[PATCH 25/29] mm: vmscan: make memcg slab shrink lockless

From: Qi Zheng
Date: Thu Jun 22 2023 - 05:06:57 EST


Like global slab shrink, this commit also uses refcount+RCU
method to make memcg slab shrink lockless.

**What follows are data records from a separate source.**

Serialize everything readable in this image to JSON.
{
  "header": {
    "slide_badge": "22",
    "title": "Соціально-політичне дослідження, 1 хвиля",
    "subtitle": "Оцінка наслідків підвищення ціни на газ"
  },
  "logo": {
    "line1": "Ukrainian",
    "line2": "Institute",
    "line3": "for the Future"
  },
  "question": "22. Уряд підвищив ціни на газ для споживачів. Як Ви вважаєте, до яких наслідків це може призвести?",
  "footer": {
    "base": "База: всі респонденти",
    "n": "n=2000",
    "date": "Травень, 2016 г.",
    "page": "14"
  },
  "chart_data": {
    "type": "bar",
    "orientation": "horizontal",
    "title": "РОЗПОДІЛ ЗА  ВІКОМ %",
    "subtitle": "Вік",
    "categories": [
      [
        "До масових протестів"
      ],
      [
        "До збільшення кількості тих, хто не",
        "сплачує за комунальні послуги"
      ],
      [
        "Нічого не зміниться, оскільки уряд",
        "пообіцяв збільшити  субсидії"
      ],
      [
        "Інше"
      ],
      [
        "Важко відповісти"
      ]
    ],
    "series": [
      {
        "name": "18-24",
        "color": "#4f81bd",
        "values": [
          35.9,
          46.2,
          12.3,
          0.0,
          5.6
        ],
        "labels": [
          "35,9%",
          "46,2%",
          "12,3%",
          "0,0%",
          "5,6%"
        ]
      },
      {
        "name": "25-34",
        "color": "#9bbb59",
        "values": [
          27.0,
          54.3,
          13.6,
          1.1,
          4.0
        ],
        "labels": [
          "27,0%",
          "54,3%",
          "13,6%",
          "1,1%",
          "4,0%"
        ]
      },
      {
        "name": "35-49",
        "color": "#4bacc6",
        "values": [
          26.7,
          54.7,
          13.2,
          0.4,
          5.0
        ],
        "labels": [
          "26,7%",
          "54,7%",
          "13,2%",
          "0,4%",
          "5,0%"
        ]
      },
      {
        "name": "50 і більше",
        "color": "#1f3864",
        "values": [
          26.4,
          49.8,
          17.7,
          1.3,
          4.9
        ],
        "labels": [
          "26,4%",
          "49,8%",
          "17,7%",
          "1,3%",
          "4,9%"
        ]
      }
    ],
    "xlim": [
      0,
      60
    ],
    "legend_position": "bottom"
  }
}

We can reproduce the down_read_trylock() hotspot through the
following script:

```

DIR="/root/shrinker/memcg/mnt"

do_create()
{
mkdir -p /sys/fs/cgroup/memory/test
mkdir -p /sys/fs/cgroup/perf_event/test
echo 4G > /sys/fs/cgroup/memory/test/memory.limit_in_bytes
for i in `seq 0 $1`;
do
mkdir -p /sys/fs/cgroup/memory/test/$i;
echo $$ > /sys/fs/cgroup/memory/test/$i/cgroup.procs;
echo $$ > /sys/fs/cgroup/perf_event/test/cgroup.procs;
mkdir -p $DIR/$i;
done
}

do_mount()
{
for i in `seq $1 $2`;
do
mount -t tmpfs $i $DIR/$i;
done
}

do_touch()
{
for i in `seq $1 $2`;
do
echo $$ > /sys/fs/cgroup/memory/test/$i/cgroup.procs;
echo $$ > /sys/fs/cgroup/perf_event/test/cgroup.procs;
dd if=/dev/zero of=$DIR/$i/file$i bs=1M count=1 &
done
}

case "$1" in
touch)
do_touch $2 $3
;;
test)
do_create 4000
do_mount 0 4000
do_touch 0 3000
;;
*)
exit 1
;;
esac
```

Save the above script, then run test and touch commands.
Then we can use the following perf command to view hotspots:

perf top -U -F 999 [-g]

1) Before applying this patchset:

35.34% [kernel] [k] down_read_trylock
18.44% [kernel] [k] shrink_slab
15.98% [kernel] [k] pv_native_safe_halt
15.08% [kernel] [k] up_read
5.33% [kernel] [k] idr_find
2.71% [kernel] [k] _find_next_bit
2.21% [kernel] [k] shrink_node
1.29% [kernel] [k] shrink_lruvec
0.66% [kernel] [k] do_shrink_slab
0.33% [kernel] [k] list_lru_count_one
0.33% [kernel] [k] __radix_tree_lookup
0.25% [kernel] [k] mem_cgroup_iter

- 82.19% 19.49% [kernel] [k] shrink_slab
- 62.00% shrink_slab
36.37% down_read_trylock
15.52% up_read
5.48% idr_find
3.38% _find_next_bit
+ 0.98% do_shrink_slab

2) After applying this patchset:

46.83% [kernel] [k] shrink_slab
20.52% [kernel] [k] pv_native_safe_halt
8.85% [kernel] [k] do_shrink_slab
7.71% [kernel] [k] _find_next_bit
1.72% [kernel] [k] xas_descend
1.70% [kernel] [k] shrink_node
1.44% [kernel] [k] shrink_lruvec
1.43% [kernel] [k] mem_cgroup_iter
1.28% [kernel] [k] xas_load
0.89% [kernel] [k] super_cache_count
0.84% [kernel] [k] xas_start
0.66% [kernel] [k] list_lru_count_one

- 65.50% 40.44% [kernel] [k] shrink_slab
- 22.96% shrink_slab
13.11% _find_next_bit
- 9.91% do_shrink_slab
- 1.59% super_cache_count
0.92% list_lru_count_one

We can see that the first perf hotspot becomes shrink_slab,
which is what we expect.

Signed-off-by: Qi Zheng <zhengqi.arch@xxxxxxxxxxxxx>
---
mm/vmscan.c | 58 +++++++++++++++++++++++++++++++++++++----------------
1 file changed, 41 insertions(+), 17 deletions(-)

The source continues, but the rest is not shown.